Well, the book-of-choice these days is "365 Stories for Little Girls". Ivie calls it "Mommy's book", because it happens to be one of the ones that got taken out of her room after the book episode I described in my "Respecting Books" post in November. So when she found it in my hiding spot in our guest room a few weeks ago, she brought it to her room and added it back to her bookshelf. I think she's learned her lesson about taking care of books, so we're using it as a test case before bringing any of the others back into the rotation.

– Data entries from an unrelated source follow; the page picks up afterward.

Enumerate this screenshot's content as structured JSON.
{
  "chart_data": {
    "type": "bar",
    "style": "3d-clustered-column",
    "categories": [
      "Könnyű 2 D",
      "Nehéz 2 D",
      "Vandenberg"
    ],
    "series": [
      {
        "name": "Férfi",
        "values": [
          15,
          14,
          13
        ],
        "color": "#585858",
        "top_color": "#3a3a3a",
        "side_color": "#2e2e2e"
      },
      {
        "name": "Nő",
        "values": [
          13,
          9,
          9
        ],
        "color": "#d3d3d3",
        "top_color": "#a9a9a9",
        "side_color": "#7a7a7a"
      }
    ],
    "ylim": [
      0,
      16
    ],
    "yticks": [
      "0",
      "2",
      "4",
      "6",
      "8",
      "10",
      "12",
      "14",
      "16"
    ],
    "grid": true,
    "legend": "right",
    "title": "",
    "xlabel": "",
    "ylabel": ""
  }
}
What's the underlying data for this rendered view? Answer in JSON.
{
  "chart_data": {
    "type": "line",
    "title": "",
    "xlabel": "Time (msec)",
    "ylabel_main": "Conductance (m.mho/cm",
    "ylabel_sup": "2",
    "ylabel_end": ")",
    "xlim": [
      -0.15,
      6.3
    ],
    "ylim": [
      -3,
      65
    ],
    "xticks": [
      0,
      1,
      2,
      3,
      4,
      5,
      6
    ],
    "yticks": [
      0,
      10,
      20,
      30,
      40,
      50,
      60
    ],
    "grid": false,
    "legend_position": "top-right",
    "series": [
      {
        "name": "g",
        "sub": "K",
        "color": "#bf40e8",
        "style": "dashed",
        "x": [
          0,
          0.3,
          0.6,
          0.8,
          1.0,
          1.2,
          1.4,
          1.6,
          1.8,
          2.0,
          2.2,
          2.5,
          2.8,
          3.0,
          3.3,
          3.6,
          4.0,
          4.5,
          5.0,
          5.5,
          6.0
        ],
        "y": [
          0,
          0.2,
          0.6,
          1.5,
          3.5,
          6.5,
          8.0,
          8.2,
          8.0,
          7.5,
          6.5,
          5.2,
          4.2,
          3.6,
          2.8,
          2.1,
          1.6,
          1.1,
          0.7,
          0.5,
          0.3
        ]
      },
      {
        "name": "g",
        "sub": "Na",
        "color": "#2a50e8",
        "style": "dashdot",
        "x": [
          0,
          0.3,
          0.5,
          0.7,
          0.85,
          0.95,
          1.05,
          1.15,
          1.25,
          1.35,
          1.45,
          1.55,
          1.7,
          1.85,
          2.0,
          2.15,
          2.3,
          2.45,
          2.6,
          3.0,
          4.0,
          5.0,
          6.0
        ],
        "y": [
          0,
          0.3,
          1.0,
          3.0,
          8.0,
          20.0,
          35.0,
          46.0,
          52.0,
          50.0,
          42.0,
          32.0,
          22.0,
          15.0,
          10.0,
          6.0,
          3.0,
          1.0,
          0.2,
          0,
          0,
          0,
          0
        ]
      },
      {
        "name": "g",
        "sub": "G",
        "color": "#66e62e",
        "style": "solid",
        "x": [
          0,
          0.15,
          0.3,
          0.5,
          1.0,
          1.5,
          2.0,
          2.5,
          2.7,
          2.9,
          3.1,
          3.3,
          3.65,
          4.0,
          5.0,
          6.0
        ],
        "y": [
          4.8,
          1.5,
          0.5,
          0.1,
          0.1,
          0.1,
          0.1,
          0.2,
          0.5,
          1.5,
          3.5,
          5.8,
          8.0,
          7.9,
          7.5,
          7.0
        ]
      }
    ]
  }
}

As the title describes, this is a really thick "big-girl" book (read: paper pages, not board) with a lot of stories (365 to be exact, though some of them are short poems). Not a good bedtime book, because there's obviously no way that you can read it all before bed, even though Ivie really tries to get you to flip through one page at a time, as you can with her other toddler board books. I have to draw the line at reading 8 pages of a Table of Contents!

Anyway, the past five days were my first experience with trying to read this book before bed in a manner that was both appropriate in terms of time spent, as well as sufficient to meet Ivie's specific demands as to how books should be read before bed. I must admit that it's a bit overwhelming. How in the WORLD do you read to a toddler a book that is written for school-aged children who can actually sit still and listen while you read hundreds of words on each page?!?

My solution will not surprise you. You DON'T. Instead, you pick a sentence or two on each page, preferably ones that include some action. Or you describe what is in the various pictures (thank goodness there are at least pictures in this book - try reading the New Testament to your child from one of those mini-bibles when she chooses it off of her bookshelf at bedtime!).

But even taking this route is still overwhelming sometimes. There were more than a few times in the past several days when Ivie would turn the page and wait on me to start reading. If I wasn't quick enough in deciphering how I could make the page make sense in 3 sentences or less, and, thus, remained quiet for longer than she deemed suitable, she would exclaim, in an exasperated voice, "Mommy, TAAALK!". And, to make it even better, the word "talk" came out of her with a little southern accent (not sure where it comes from) and she looked at me expectantly with her eyebrows raised. And if she was really annoyed, I was even lucky enough to get a slight roll of the eyes.

Something about that just makes me laugh.